Fortunately those of you that are not our customers (yet!) are able to read it via our arrangement with the New York Times DealBook section. Click here to see the NY Times posting or go here to go straight to the report – and while you’re there, sign up for a trial of our M&A KnowledgeBase, where we’ve been collecting details of every IT, internet and telecoms deal since the start of 2002!
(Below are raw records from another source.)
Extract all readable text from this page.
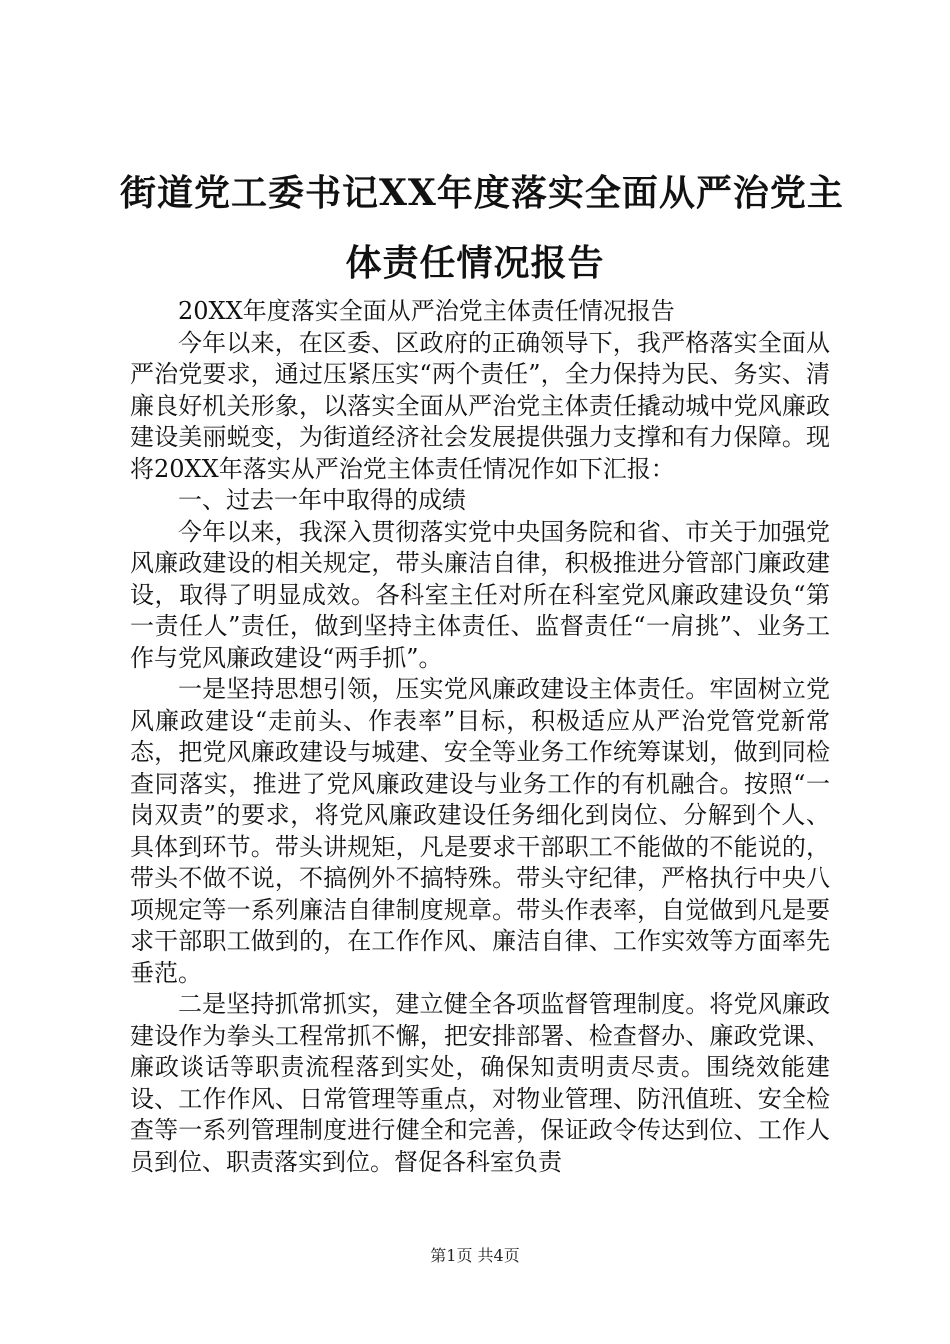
街道党工委书记XX年度落实全面从严治党主
体责任情况报告

20XX年度落实全面从严治党主体责任情况报告

今年以来，在区委、区政府的正确领导下，我严格落实全面从严治党要求，通过压紧压实“两个责任”，全力保持为民、务实、清廉良好机关形象，以落实全面从严治党主体责任撬动城中党风廉政建设美丽蜕变，为街道经济社会发展提供强力支撑和有力保障。现将20XX年落实从严治党主体责任情况作如下汇报：

一、过去一年中取得的成绩

今年以来，我深入贯彻落实党中央国务院和省、市关于加强党风廉政建设的相关规定，带头廉洁自律，积极推进分管部门廉政建设，取得了明显成效。各科室主任对所在科室党风廉政建设负“第一责任人”责任，做到坚持主体责任、监督责任“一肩挑”、业务工作与党风廉政建设“两手抓”。

一是坚持思想引领，压实党风廉政建设主体责任。牢固树立党风廉政建设“走前头、作表率”目标，积极适应从严治党管党新常态，把党风廉政建设与城建、安全等业务工作统筹谋划，做到同检查同落实，推进了党风廉政建设与业务工作的有机融合。按照“一岗双责”的要求，将党风廉政建设任务细化到岗位、分解到个人、具体到环节。带头讲规矩，凡是要求干部职工不能做的不能说的，带头不做不说，不搞例外不搞特殊。带头守纪律，严格执行中央八项规定等一系列廉洁自律制度规章。带头作表率，自觉做到凡是要求干部职工做到的，在工作作风、廉洁自律、工作实效等方面率先垂范。

二是坚持抓常抓实，建立健全各项监督管理制度。将党风廉政建设作为拳头工程常抓不懈，把安排部署、检查督办、廉政党课、廉政谈话等职责流程落到实处，确保知责明责尽责。围绕效能建设、工作作风、日常管理等重点，对物业管理、防汛值班、安全检查等一系列管理制度进行健全和完善，保证政令传达到位、工作人员到位、职责落实到位。督促各科室负责

第1页 共4页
Finally, a quick word about the headline. We like to have some fun here at 451 with these things and while I appreciate that this one might have been pushing things a little in terms of clearly explaining what the report was about, when else would I be able to use it? 😉

Text analysis in 2008

I was asked by someone recently what I thought would be a major trend in text analysis (or text analytics, but I prefer analysis) in 2008. We covered this ground in 451’s annual preview of storage and information management. That’s available to 451 customers only, but the sub-title of the section on search and text analysis was ‘The big vendors move in.’

That referred as much to to search as it did to text analysis, with the emergence of Oracle and SAP as players in the search market along with IBM. t mentioned Microsoft but at that time, it looked as if Redmond was content to continue developing its own stuff. But then it bought Fast Search & Transfer (FAST) and that changed things. And, I think, along with SAP’s ownership of Business Objects, and by extension text analysis player Inxight Software, it may mean 2008 is a year if not quite of stasis, then certainly of a slower pace of innovation.

FAST had a lot of interesting stuff in its labs, probably too much judging by the financial mess it got itself into mid-2007. But it will be distracted this year as it gets subsumed into Microsoft and it ties itself ever tightly to the Microsoft platform. And similarly for thew 3 to 4 months that Business Objects owned Inxight as an independent company we heard a fair amount about its plans to leverage iunstructured information. Now SAP owns it, we may hear a lot less.